Charitable provision of food and health services to redress poverty won't change anything long term. It's vital, of course, but it's not going to stop the rise of extreme religions. Education is the only way to fight back - and in a way that most parents will understand is good for their children - not withstanding that the children themselves want it. They know it holds the key for their futures, but it can also be fun and lets them play with other kids. Good teachers and good teaching provides the only proven way out of poverty.
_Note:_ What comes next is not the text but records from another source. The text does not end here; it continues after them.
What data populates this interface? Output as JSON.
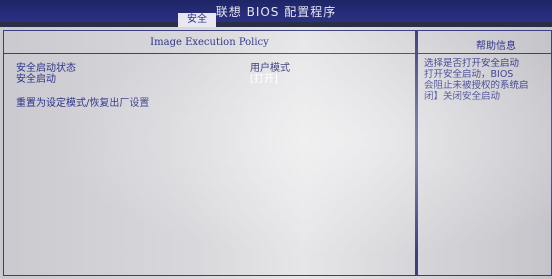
{
  "window": {
    "title": "联想 BIOS 配置程序",
    "active_tab": "安全"
  },
  "main_panel": {
    "title": "Image Execution Policy",
    "rows": [
      {
        "label": "安全启动状态",
        "value": "用户模式"
      },
      {
        "label": "安全启动",
        "value": "[打开]"
      }
    ],
    "action": "重置为设定模式/恢复出厂设置"
  },
  "help_panel": {
    "title": "帮助信息",
    "lines": [
      "选择是否打开安全启动",
      "打开安全启动，BIOS",
      "会阻止未被授权的系统启",
      "闭】关闭安全启动"
    ]
  },
  "colors": {
    "header_bg": "#1e2566",
    "panel_bg": "#d8d8dc",
    "text": "#2e3388",
    "selected_text": "#ffffff"
  }
}
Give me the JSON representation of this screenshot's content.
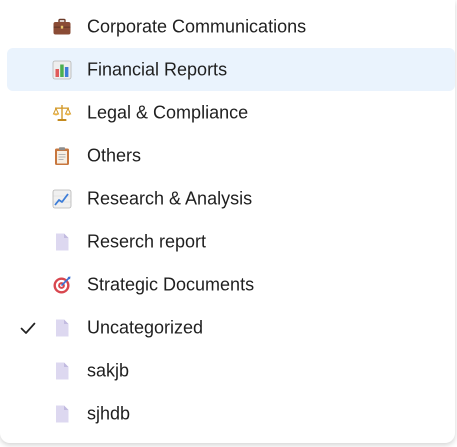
{
  "menu": {
    "items": [
      {
        "label": "Corporate Communications",
        "icon": "briefcase-icon"
      },
      {
        "label": "Financial Reports",
        "icon": "bar-chart-icon",
        "highlighted": true
      },
      {
        "label": "Legal & Compliance",
        "icon": "scales-icon"
      },
      {
        "label": "Others",
        "icon": "clipboard-icon"
      },
      {
        "label": "Research & Analysis",
        "icon": "line-chart-icon"
      },
      {
        "label": "Reserch report",
        "icon": "document-icon"
      },
      {
        "label": "Strategic Documents",
        "icon": "target-icon"
      },
      {
        "label": "Uncategorized",
        "icon": "document-icon",
        "checked": true
      },
      {
        "label": "sakjb",
        "icon": "document-icon"
      },
      {
        "label": "sjhdb",
        "icon": "document-icon"
      }
    ]
  },
  "colors": {
    "highlight_bg": "#eaf3fd",
    "text": "#1f1f1f",
    "document_icon": "#d9d4ee"
  }
}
The challenge is how to provide high quality education, safely and in a way that suits every child living in disparate parts of the world. I believe the answer lies in harnessing technology. By leap-frogging traditional education practices of gathering children around a teacher of questionable ability, technology today could be harnessed to deliver high quality teaching into challenging environments, especially refugee camps and remote villages. Wifi linked to the fast expanding availability of wireless telecom networks can combine with low cost, durable, solar-powered tablets to access a wide range of customisable lessons and other teaching resources already available on the net which pupils can select and progress in their own time either collectively or individually. Combine this, perhaps, with external teachers and other personal support specialists who can be located anywhere in the world, and we might be able to create a low-cost, high quality, accredited education service for the world’s most disadvantaged. 

And by avoiding having to cluster children in education centres, perhaps we can also help prevent atrocities like those in Nigeria and the Middle East.

Fight poverty by defeating ignorance. Nothing else works in the long term.